YORK, Pa. -- A good French fry or potato chip comes from a rich background.
And that starts with good soil.
While finding the right dirt might seem easy, many factors go into growing a good potato. Irrigation is a big deal. Too much or not enough water can make or break a potato plant. Additionally, the sun can be a friend and enemy to the potato.
Finding the right balance forces a grower to gamble on planting times. Sowing seed potatoes too early in the season can mean the crop won't store well. Yet if the crop is planted late in the season, hot summer weather can be destructive.
The good news is, research in the potato field is constantly growing. That means hardier varieties are on the way. And so far, they're bred the old-fashioned way.
"We are breeding potatoes conventionally," said Bob Leiby, a crop consultant for the Pennsylvania Co-Operative Potato Growers, which works with Penn State University to find new potato varieties. There are no commercially available genetically modified organism potatoes in the United States, he said.
Mr. Leiby was recently at a meeting with more than 50 commercial potato farmers from southeastern Pennsylvania to discuss the latest industry news and share ways to grow a better potato crop.
Trials are under way to develop a blue potato that's high in antioxidants, and another variety that has an orange flesh and is high in vitamins, he said.
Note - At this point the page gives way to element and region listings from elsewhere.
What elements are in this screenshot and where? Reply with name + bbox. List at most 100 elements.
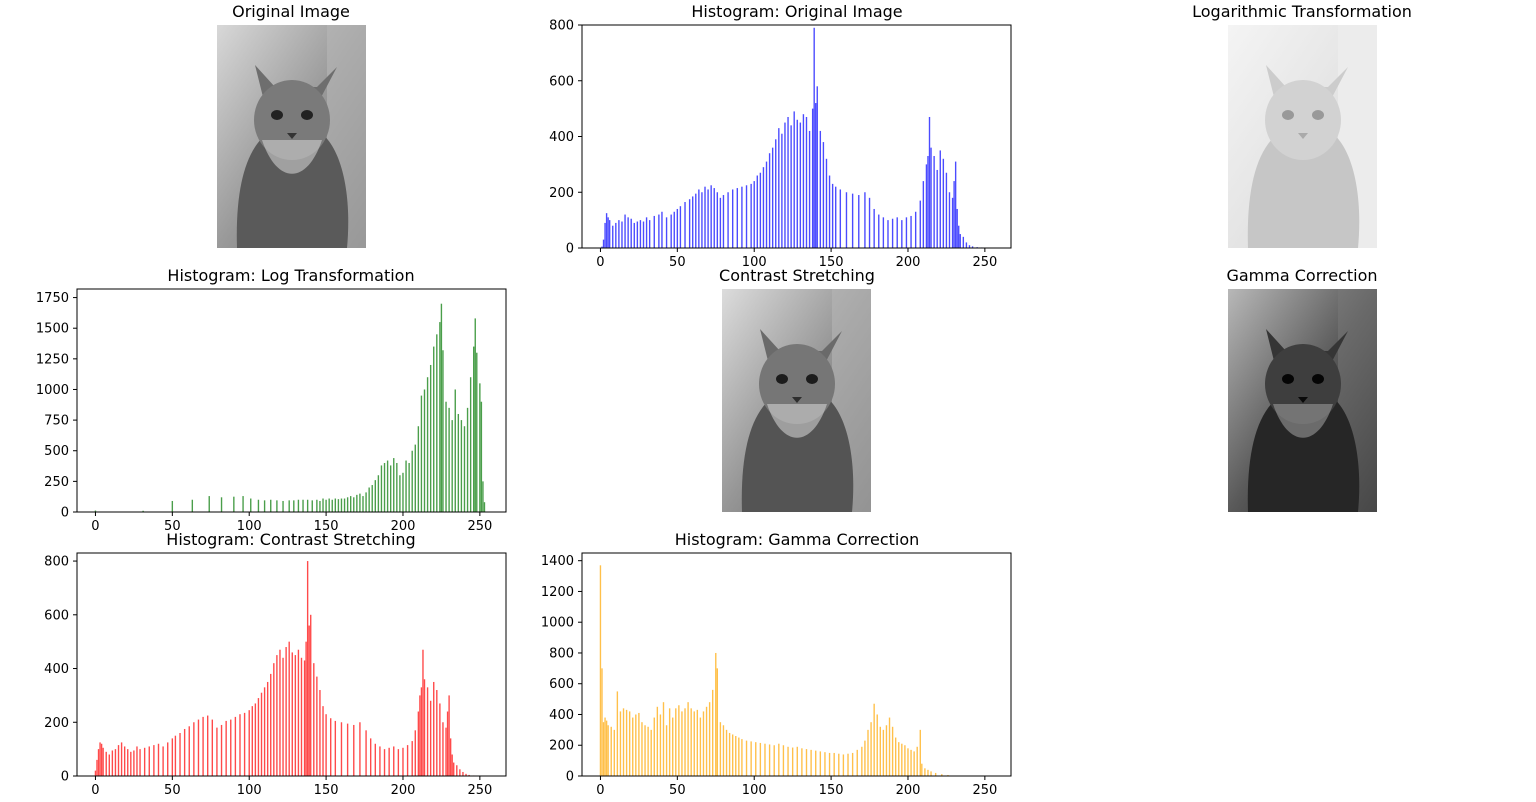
hist-bar — [350, 496, 352, 512]
hist-bar — [927, 769, 929, 776]
cat-photo-log — [1228, 25, 1377, 248]
hist-bar — [417, 426, 420, 512]
hist-bar — [913, 751, 915, 776]
hist-bar — [480, 401, 483, 512]
hist-bar — [811, 108, 814, 248]
hist-bar — [250, 498, 252, 512]
hist-bar — [819, 130, 822, 248]
hist-bar — [644, 725, 646, 776]
hist-bar — [423, 389, 426, 512]
hist-bar — [279, 649, 281, 776]
hist-bar — [483, 502, 486, 512]
hist-bar — [397, 749, 400, 776]
y-tick-label: 1000 — [541, 616, 574, 631]
hist-bar — [482, 481, 484, 512]
hist-bar — [856, 749, 858, 776]
hist-bar — [402, 747, 404, 776]
hist-bar — [273, 663, 275, 776]
hist-bar — [901, 743, 903, 776]
hist-bar — [882, 217, 885, 248]
hist-bar — [251, 706, 253, 776]
hist-bar — [864, 740, 866, 776]
hist-bar — [665, 217, 668, 248]
hist-bar — [433, 681, 435, 776]
hist-bar — [297, 649, 300, 776]
hist-bar — [768, 153, 771, 248]
hist-bar — [882, 729, 885, 776]
hist-bar — [426, 377, 429, 512]
x-tick-label: 50 — [669, 255, 686, 270]
hist-bar — [96, 759, 98, 776]
y-tick-label: 400 — [549, 130, 574, 145]
plot-frame — [581, 552, 1012, 777]
hist-bar — [647, 726, 649, 776]
hist-bar — [365, 492, 367, 512]
x-tick-label: 200 — [391, 783, 416, 798]
hist-bar — [396, 462, 398, 512]
hist-bar — [796, 119, 798, 249]
hist-bar — [108, 754, 110, 776]
hist-bar — [130, 751, 132, 776]
hist-bar — [641, 722, 643, 776]
hist-bar — [393, 458, 395, 512]
hist-bar — [340, 498, 343, 512]
hist-bar — [473, 775, 475, 776]
hist-bar — [661, 211, 663, 248]
hist-bar — [371, 485, 373, 512]
x-tick-label: 0 — [91, 519, 99, 534]
hist-bar — [662, 702, 665, 776]
hist-bar — [386, 460, 389, 512]
hist-bar — [858, 195, 860, 248]
x-tick-label: 200 — [896, 783, 921, 798]
hist-bar — [659, 714, 662, 776]
plot-frame — [76, 552, 507, 777]
hist-bar — [429, 700, 432, 776]
hist-bar — [368, 487, 370, 512]
hist-bar — [148, 746, 150, 776]
x-tick-label: 150 — [819, 783, 844, 798]
hist-bar — [861, 746, 863, 776]
hist-bar — [831, 183, 834, 248]
hist-bar — [650, 729, 652, 776]
hist-bar — [266, 681, 269, 776]
hist-bar — [673, 211, 675, 248]
hist-bar — [713, 188, 715, 248]
hist-bar — [971, 246, 974, 248]
hist-bar — [220, 497, 223, 512]
hist-bar — [635, 714, 637, 776]
hist-bar — [810, 749, 812, 776]
hist-bar — [681, 711, 683, 776]
hist-bar — [202, 716, 204, 776]
y-tick-label: 1250 — [36, 352, 69, 367]
hist-bar — [919, 729, 921, 776]
hist-bar — [878, 214, 880, 248]
y-tick-label: 1500 — [36, 322, 69, 337]
hist-bar — [305, 641, 307, 776]
hist-bar — [334, 720, 337, 776]
hist-bar — [423, 679, 426, 776]
hist-bar — [406, 745, 409, 776]
hist-bar — [188, 726, 190, 776]
hist-bar — [220, 724, 223, 776]
hist-bar — [953, 181, 955, 248]
hist-bar — [867, 729, 869, 776]
hist-bar — [340, 722, 343, 776]
hist-bar — [873, 208, 875, 248]
hist-bar — [639, 220, 642, 248]
hist-bar — [377, 475, 380, 512]
hist-bar — [787, 746, 789, 776]
x-tick-label: 100 — [742, 783, 767, 798]
hist-bar — [808, 130, 811, 248]
hist-bar — [936, 169, 938, 248]
hist-bar — [839, 189, 842, 248]
x-tick-label: 250 — [467, 783, 492, 798]
hist-bar — [476, 352, 478, 512]
y-tick-label: 200 — [549, 186, 574, 201]
hist-bar — [374, 743, 376, 776]
hist-bar — [120, 742, 123, 776]
hist-bar — [813, 27, 815, 248]
hist-bar — [885, 725, 888, 776]
hist-bar — [954, 161, 957, 248]
y-tick-label: 1400 — [541, 554, 574, 569]
hist-bar — [288, 641, 290, 776]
Hopefully, new breeds of potatoes will be more heat tolerant and -- especially for the commercial grower -- require fewer pesticides, he said.
"We recommend people buy certified seeds," said John Rowehl, Penn State University extension educator in the York County office. In this instance, the term "seeds" means pieces of potatoes that are cut into small sections and planted in the ground, he said.
Dru Peters, of Sunnyside Farm in Newberry Township, said the 10-year-old business grows lots of potatoes as part of a community-supported agriculture program.
"We grow from organic stock and don't put any chemicals on them," she said.
Raising chemical-free potatoes isn't easy, but it's worth the work, she said.